In grid traversal, when you find an intersection, you can stop searching. To achieve this with quadtree traversal, you would have to seach the children in the right order - either sort the 4 rect intersections by distance or cleverly traverse the 4-cell grid (an we are back to traversal).
This is just a different approach, comparatively same difficult to implement I think, and works well (I tested it on real data - O(sqrt(N))). Again, you would only benefit from this approach if you have at least a couple of lines, when the polygon has 10 edges the benefit compared to just testing all of them would be little I think.
您是否正在寻找基于扫描线/活动边缘表的方法? 您可以查看 Wikipedia 条目 扫描线渲染 或搜索 Graphics Gems 算法目录(主要是 C,但也有一些 C++ 代码) 。
Are you looking for scanline/Active Edge Table based methods? You can take a look at the Wikipedia entry for Scanline Rendering or search the Graphics Gems directory for the algorithms (mostly C, but some C++ code as well).
请记住,排序最多是 O(n log n) 操作。 您最好单独检查每一项。
Keep in mind that sorting is an O(n log n) operation at best. You may be better off just checking each individually.
你怎么确定你会击中他们中的任何一个? 如果是线,那就不太可能了。
如果您要测试的确实是一个多边形(即平面),则执行此类操作的通常方法是首先与平面相交,然后测试该点(在二维坐标中)的内部/外部多边形。
也许我误解了你实际上在做什么。
一般来说,加速与复杂图形的交叉是通过空间分区来完成的(如果你的测试很昂贵,然后使用邮箱等技术)。
[更新:我误读了初衷]您仍然可以使用(2d)空间分区,但开销可能不值得。 单独的测试很便宜,如果你的多边形不复杂,那么步行可能会更便宜。 从描述上很难说。
How are you certain that you'll hit any of them?
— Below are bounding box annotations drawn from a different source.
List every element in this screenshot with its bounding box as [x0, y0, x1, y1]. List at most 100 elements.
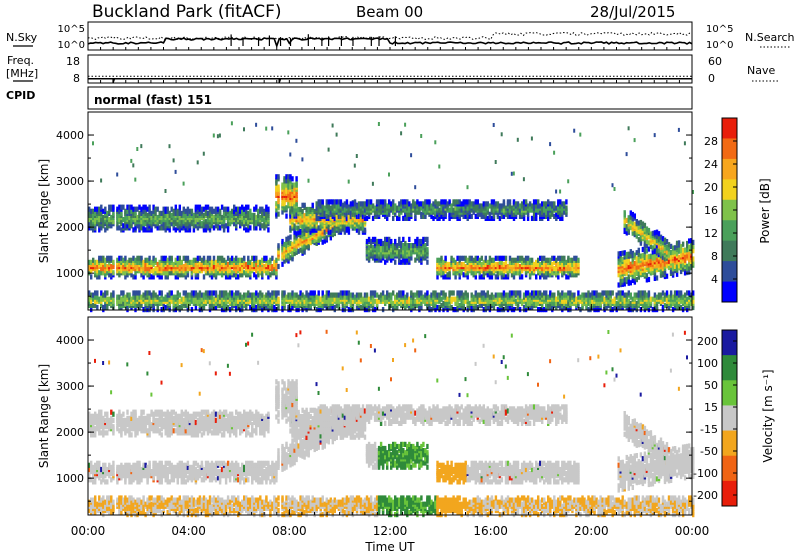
heatmap-cell — [146, 206, 149, 212]
heatmap-cell — [267, 274, 270, 280]
heatmap-cell — [90, 292, 93, 298]
heatmap-cell — [162, 255, 165, 261]
heatmap-cell — [323, 229, 327, 235]
heatmap-cell — [341, 203, 345, 209]
heatmap-cell — [100, 225, 103, 231]
heatmap-cell — [426, 247, 429, 253]
heatmap-cell — [563, 209, 566, 215]
heatmap-cell — [377, 238, 381, 245]
heatmap-cell — [237, 257, 240, 263]
heatmap-cell — [490, 274, 494, 280]
heatmap-cell — [313, 213, 316, 219]
heatmap-cell — [190, 219, 194, 225]
heatmap-cell — [440, 290, 443, 296]
heatmap-cell — [253, 206, 256, 212]
heatmap-cell — [319, 296, 322, 302]
heatmap-cell — [414, 207, 417, 213]
heatmap-cell — [381, 203, 385, 209]
heatmap-cell — [563, 270, 566, 276]
heatmap-cell — [530, 270, 534, 276]
heatmap-cell — [541, 201, 544, 207]
heatmap-cell — [275, 184, 278, 190]
heatmap-cell — [516, 294, 520, 300]
heatmap-cell — [124, 294, 127, 300]
heatmap-cell — [277, 174, 280, 180]
freq-tick-top: 18 — [66, 55, 80, 68]
heatmap-cell — [166, 266, 169, 272]
heatmap-cell — [291, 250, 294, 256]
heatmap-cell — [156, 302, 159, 309]
heatmap-cell — [440, 296, 443, 302]
heatmap-cell — [420, 238, 423, 245]
heatmap-cell — [295, 231, 298, 237]
heatmap-cell — [388, 199, 391, 205]
heatmap-cell — [224, 259, 228, 265]
heatmap-cell — [337, 199, 341, 205]
heatmap-cell — [297, 294, 300, 300]
heatmap-cell — [462, 292, 465, 298]
heatmap-cell — [146, 290, 149, 296]
heatmap-cell — [329, 215, 333, 221]
noise-search-line — [87, 31, 693, 41]
heatmap-cell — [257, 259, 260, 265]
heatmap-cell — [176, 208, 180, 214]
heatmap-cell — [90, 268, 93, 274]
heatmap-cell — [367, 296, 371, 302]
heatmap-cell — [289, 201, 292, 207]
heatmap-cell — [235, 259, 238, 265]
heatmap-cell — [551, 201, 554, 207]
heatmap-cell — [255, 304, 258, 311]
heatmap-cell — [414, 201, 417, 207]
heatmap-cell — [164, 255, 167, 261]
heatmap-cell — [162, 296, 165, 302]
heatmap-cell — [390, 298, 393, 304]
heatmap-cell — [528, 201, 532, 207]
heatmap-cell — [504, 264, 508, 270]
heatmap-cell — [162, 206, 165, 212]
heatmap-cell — [504, 304, 508, 311]
heatmap-cell — [478, 274, 482, 280]
heatmap-cell — [353, 205, 357, 211]
heatmap-cell — [239, 219, 242, 225]
heatmap-cell — [392, 249, 395, 255]
heatmap-cell — [317, 215, 320, 221]
heatmap-cell — [297, 206, 300, 213]
heatmap-cell — [486, 215, 490, 221]
heatmap-cell — [220, 272, 224, 278]
heatmap-cell — [245, 212, 248, 218]
heatmap-cell — [295, 211, 298, 217]
heatmap-cell — [297, 225, 300, 231]
heatmap-cell — [390, 201, 393, 207]
heatmap-cell — [480, 255, 484, 261]
heatmap-cell — [508, 255, 512, 261]
heatmap-cell — [108, 296, 111, 302]
heatmap-cell — [377, 199, 381, 205]
heatmap-cell — [287, 292, 290, 298]
heatmap-cell — [388, 292, 391, 298]
heatmap-cell — [400, 199, 403, 205]
heatmap-cell — [321, 199, 324, 205]
heatmap-cell — [432, 290, 435, 296]
heatmap-cell — [488, 274, 492, 280]
heatmap-cell — [303, 243, 306, 249]
heatmap-cell — [488, 270, 492, 276]
heatmap-cell — [281, 201, 284, 207]
heatmap-cell — [422, 201, 425, 207]
heatmap-cell — [482, 290, 486, 296]
heatmap-cell — [148, 298, 151, 304]
heatmap-cell — [102, 296, 105, 302]
heatmap-cell — [392, 243, 395, 249]
heatmap-cell — [402, 290, 405, 296]
heatmap-cell — [235, 290, 238, 296]
heatmap-cell — [406, 243, 409, 249]
heatmap-cell — [204, 219, 208, 225]
heatmap-cell — [162, 302, 165, 309]
heatmap-cell — [174, 208, 178, 214]
heatmap-cell — [251, 255, 254, 261]
heatmap-cell — [528, 257, 532, 263]
heatmap-cell — [194, 261, 198, 268]
heatmap-cell — [502, 261, 506, 268]
heatmap-cell — [200, 206, 204, 212]
heatmap-cell — [369, 238, 373, 245]
heatmap-cell — [277, 304, 280, 311]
If they're lines, it's unlikely.
If it's really a polygon (i.e. planar) that you're trying to test, the usual way to do this sort of thing is intersect with the plane first, then test that point (in the 2d coordinates) for inside/outside polygon.
Maybe I misunderstood what you're actually doing.
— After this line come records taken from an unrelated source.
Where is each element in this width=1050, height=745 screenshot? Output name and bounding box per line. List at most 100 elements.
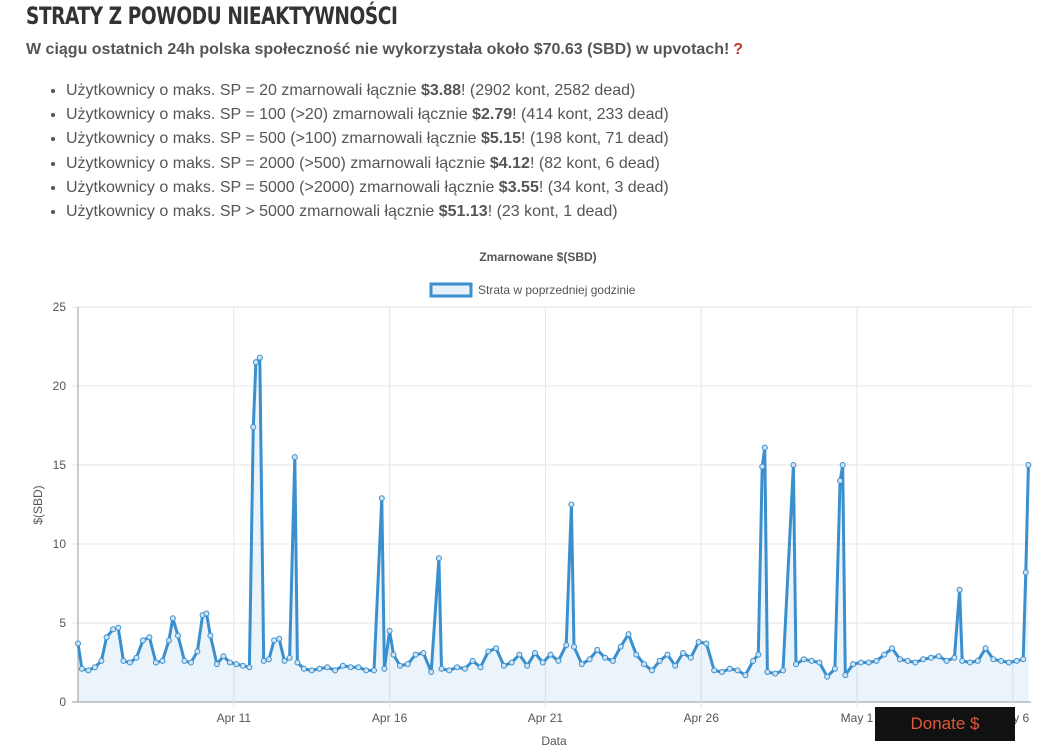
data-point	[750, 657, 757, 664]
y-tick-label: 15	[53, 458, 67, 472]
data-point	[139, 637, 146, 644]
data-point	[435, 555, 442, 562]
data-point	[281, 657, 288, 664]
data-point	[203, 610, 210, 617]
data-point	[386, 627, 393, 634]
data-point	[695, 639, 702, 645]
data-point	[371, 667, 377, 674]
y-tick-label: 0	[59, 695, 66, 709]
data-point	[516, 651, 523, 658]
data-point	[726, 665, 733, 672]
data-point	[126, 659, 133, 666]
data-point	[103, 634, 110, 641]
data-point	[412, 651, 419, 658]
stat-amount: $51.13	[438, 203, 488, 221]
data-point	[110, 626, 117, 633]
data-point	[446, 667, 453, 674]
data-point	[300, 665, 307, 672]
stat-amount: $5.15	[481, 130, 522, 148]
data-point	[381, 665, 388, 672]
data-point	[563, 642, 570, 649]
data-point	[260, 657, 267, 664]
data-point	[602, 654, 609, 661]
data-point	[165, 637, 172, 644]
data-point	[188, 659, 194, 666]
data-point	[332, 667, 339, 674]
data-point	[998, 657, 1005, 664]
data-point	[800, 656, 807, 663]
data-point	[207, 632, 214, 639]
summary-label: W ciągu ostatnich 24h polska społeczność…	[26, 41, 730, 58]
list-item: Użytkownicy o maks. SP = 500 (>100) zmar…	[66, 127, 669, 151]
data-point	[1022, 569, 1029, 576]
data-point	[133, 654, 140, 661]
data-point	[524, 662, 531, 669]
stat-detail: ! (23 kont, 1 dead)	[487, 203, 618, 221]
list-item: Użytkownicy o maks. SP = 100 (>20) zmarn…	[66, 103, 669, 127]
data-point	[115, 624, 122, 631]
data-point	[404, 661, 411, 668]
data-point	[912, 659, 919, 666]
data-point	[146, 634, 153, 641]
data-point	[477, 664, 484, 671]
data-point	[656, 657, 663, 664]
data-point	[951, 654, 958, 661]
data-point	[1013, 657, 1020, 664]
data-point	[239, 662, 246, 669]
stat-detail: ! (414 kont, 233 dead)	[512, 106, 669, 124]
data-point	[881, 651, 888, 658]
data-point	[664, 651, 671, 658]
data-point	[617, 643, 624, 650]
data-point	[194, 648, 201, 655]
data-point	[324, 664, 331, 671]
data-point	[339, 662, 346, 669]
x-tick-label: Apr 11	[217, 711, 252, 725]
data-point	[680, 650, 686, 656]
list-item: Użytkownicy o maks. SP = 2000 (>500) zma…	[66, 152, 669, 176]
x-tick-label: Apr 21	[528, 711, 564, 725]
data-point	[98, 657, 105, 664]
y-tick-label: 25	[53, 300, 67, 314]
stat-detail: ! (2902 kont, 2582 dead)	[461, 82, 636, 99]
data-point	[873, 657, 880, 664]
list-item: Użytkownicy o maks. SP = 20 zmarnowali ł…	[66, 79, 669, 103]
summary-text: W ciągu ostatnich 24h polska społeczność…	[26, 41, 743, 59]
data-point	[967, 659, 973, 666]
y-tick-label: 5	[59, 616, 66, 630]
chart-title: Zmarnowane $(SBD)	[479, 250, 596, 264]
data-point	[91, 664, 98, 671]
stat-amount: $3.55	[498, 178, 539, 196]
stat-text: Użytkownicy o maks. SP = 500 (>100) zmar…	[66, 130, 481, 148]
chart-legend[interactable]: Strata w poprzedniej godzinie	[429, 282, 636, 298]
stats-list: Użytkownicy o maks. SP = 20 zmarnowali ł…	[26, 79, 669, 224]
data-point	[755, 651, 762, 658]
data-point	[641, 661, 648, 668]
question-mark-icon[interactable]: ?	[733, 41, 744, 58]
data-point	[850, 661, 857, 668]
data-point	[213, 661, 220, 668]
data-point	[837, 477, 844, 484]
data-point	[672, 662, 679, 669]
data-point	[633, 651, 640, 658]
data-point	[500, 662, 507, 669]
data-point	[256, 354, 263, 361]
data-point	[625, 631, 632, 638]
data-point	[990, 656, 997, 663]
data-point	[363, 667, 370, 674]
data-point	[648, 667, 655, 674]
stat-text: Użytkownicy o maks. SP = 100 (>20) zmarn…	[66, 106, 473, 124]
data-point	[233, 661, 240, 668]
legend-label: Strata w poprzedniej godzinie	[478, 283, 636, 297]
data-point	[956, 586, 963, 593]
donate-button[interactable]: Donate $	[875, 707, 1015, 741]
loss-line-chart: Zmarnowane $(SBD) Strata w poprzedniej g…	[31, 250, 1032, 745]
data-point	[555, 657, 562, 664]
data-point	[742, 672, 749, 679]
data-point	[1025, 462, 1032, 468]
series-area	[78, 357, 1029, 702]
data-point	[378, 495, 385, 502]
data-point	[761, 444, 768, 451]
data-point	[252, 359, 259, 366]
data-point	[959, 657, 966, 664]
data-point	[772, 670, 779, 677]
In general accelerating intersections with complex figures is done with spatial partitioning (and then techniques like mailboxing, if your tests are expensive).
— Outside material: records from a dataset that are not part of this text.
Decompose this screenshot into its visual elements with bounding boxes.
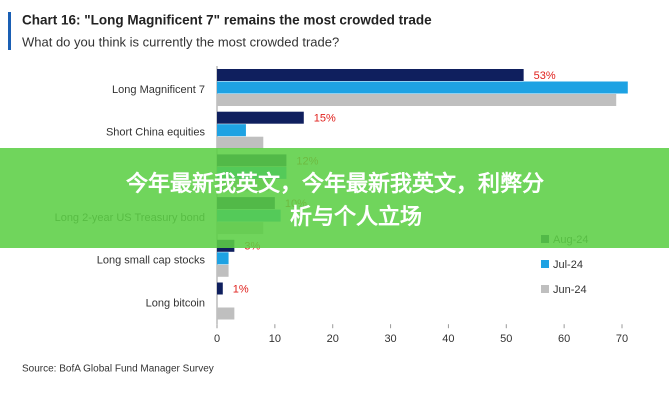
bar [217,264,229,277]
bar [217,307,235,320]
accent-bar [8,12,11,50]
x-tick-label: 30 [384,333,396,345]
chart-title: Chart 16: "Long Magnificent 7" remains t… [22,13,432,28]
data-label: 15% [314,113,336,125]
data-label: 1% [233,283,249,295]
y-tick-label: Long Magnificent 7 [112,84,205,96]
legend-label: Jul-24 [553,259,583,271]
banner-text: 今年最新我英文，今年最新我英文，利弊分 [126,171,544,196]
data-label: 53% [534,70,556,82]
bar [217,94,617,106]
bar [217,136,264,149]
legend-swatch [541,285,549,293]
bar [217,69,524,81]
x-tick-label: 10 [269,333,281,345]
bar [217,81,628,94]
x-tick-label: 60 [558,333,570,345]
x-tick-label: 40 [442,333,454,345]
bar [217,111,304,124]
legend-label: Jun-24 [553,284,587,296]
y-tick-label: Long bitcoin [146,297,205,309]
banner [0,148,669,248]
chart-subtitle: What do you think is currently the most … [22,34,339,49]
x-tick-label: 70 [616,333,628,345]
x-tick-label: 20 [327,333,339,345]
y-tick-label: Long small cap stocks [97,255,206,267]
x-tick-label: 0 [214,333,220,345]
x-tick-label: 50 [500,333,512,345]
legend-swatch [541,260,549,268]
bar [217,124,246,137]
bar [217,252,229,265]
source: Source: BofA Global Fund Manager Survey [22,364,214,375]
banner-text: 析与个人立场 [290,204,422,229]
bar [217,282,223,295]
y-tick-label: Short China equities [106,127,206,139]
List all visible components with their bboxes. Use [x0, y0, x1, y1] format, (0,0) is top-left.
[Update: I misread the original intent] You can still use (2d) spatial partitioning but the overhead may not be worth it. Individual test are cheap, if your polys aren't complicated it might be cheaper to just walk them. Hard to say from description.
请求澄清,这个说法正确吗?
那么点 (x,y) 不固定? (可以是任意点、任意方向?)
Ask for clarification, is this correct?
So the point (x,y) is not fix? (It could be any point, and any direction?)